Canadian politician (1859–1920)

Cuthbert-Alphonse Chênevert (May 22, 1859 - July 7, 1920) was a lawyer and political figure in Quebec. He represented Berthier in the Legislative Assembly of Quebec from 1890 to 1892 and from 1897 to 1903 as a Liberal.

He was born in Saint-Cuthbert, Canada East, the son of Théophile Chênevert and Mathilde Filteau, and was educated in Saint-Cuthbert, at the Collège de l'Assomption, at the Collège Sainte-Marie and the Université Laval.
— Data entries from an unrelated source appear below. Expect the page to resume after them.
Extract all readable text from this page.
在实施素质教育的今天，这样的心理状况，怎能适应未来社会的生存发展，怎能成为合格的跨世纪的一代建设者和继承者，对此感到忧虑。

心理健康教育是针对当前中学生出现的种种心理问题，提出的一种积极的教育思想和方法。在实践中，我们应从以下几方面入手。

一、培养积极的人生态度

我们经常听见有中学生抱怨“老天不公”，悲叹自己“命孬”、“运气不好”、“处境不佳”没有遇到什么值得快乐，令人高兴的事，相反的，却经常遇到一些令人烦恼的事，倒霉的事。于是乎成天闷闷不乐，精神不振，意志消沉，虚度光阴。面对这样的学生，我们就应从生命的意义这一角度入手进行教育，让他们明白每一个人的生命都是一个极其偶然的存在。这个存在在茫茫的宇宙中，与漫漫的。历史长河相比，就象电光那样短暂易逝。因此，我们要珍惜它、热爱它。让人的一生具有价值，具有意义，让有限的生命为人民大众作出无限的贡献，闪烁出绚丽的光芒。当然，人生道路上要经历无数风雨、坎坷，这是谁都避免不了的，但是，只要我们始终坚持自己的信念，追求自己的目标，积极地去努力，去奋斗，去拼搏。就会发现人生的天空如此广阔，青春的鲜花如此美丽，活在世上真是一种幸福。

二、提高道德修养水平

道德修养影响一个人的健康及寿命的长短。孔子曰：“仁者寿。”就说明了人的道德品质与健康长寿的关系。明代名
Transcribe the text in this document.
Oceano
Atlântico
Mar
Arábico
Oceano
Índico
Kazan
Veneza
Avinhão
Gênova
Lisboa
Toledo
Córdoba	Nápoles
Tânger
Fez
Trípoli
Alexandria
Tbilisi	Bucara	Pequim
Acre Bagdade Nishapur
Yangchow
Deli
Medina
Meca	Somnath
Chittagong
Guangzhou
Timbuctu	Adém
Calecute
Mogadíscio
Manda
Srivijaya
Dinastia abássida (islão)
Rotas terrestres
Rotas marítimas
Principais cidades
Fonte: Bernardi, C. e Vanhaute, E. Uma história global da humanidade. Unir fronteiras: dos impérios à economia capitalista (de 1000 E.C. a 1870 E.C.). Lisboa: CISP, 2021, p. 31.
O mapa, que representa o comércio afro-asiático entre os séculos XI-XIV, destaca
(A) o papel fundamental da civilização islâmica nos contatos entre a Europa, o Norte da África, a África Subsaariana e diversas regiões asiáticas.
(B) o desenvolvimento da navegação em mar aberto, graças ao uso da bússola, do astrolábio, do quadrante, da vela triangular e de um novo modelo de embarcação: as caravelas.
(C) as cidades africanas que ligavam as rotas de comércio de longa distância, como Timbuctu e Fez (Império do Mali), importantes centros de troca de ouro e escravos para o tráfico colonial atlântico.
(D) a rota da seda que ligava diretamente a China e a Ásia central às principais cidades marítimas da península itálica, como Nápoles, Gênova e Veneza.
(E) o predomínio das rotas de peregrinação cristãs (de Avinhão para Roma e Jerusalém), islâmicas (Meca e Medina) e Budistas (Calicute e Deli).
Chênevert was called to the Quebec bar in 1883 and practised law in Saint-Cuthbert, Berthier and Montreal, in partnership with Joseph-Émery Robidoux and then Georges-Albini Lacombe. Chênevert founded La Gazette de Berthier in 1880 and was owner and editor until 1906. He was defeated by Victor Allard when he ran for reelection to the Quebec assembly in 1892. Chênevert was married twice: to Marie-Berthe-Valérie Rocher in 1884 and to Marie Melchers in 1907. In 1901, he founded Le Courrier de Sorel, also serving as editor. In the same year, he was named King's Counsel. He resigned his seat in the Quebec assembly in 1903 after being named recorder for the Quebec Court of Appeal in Montreal district. Chênevert died in Berther at the age of 61.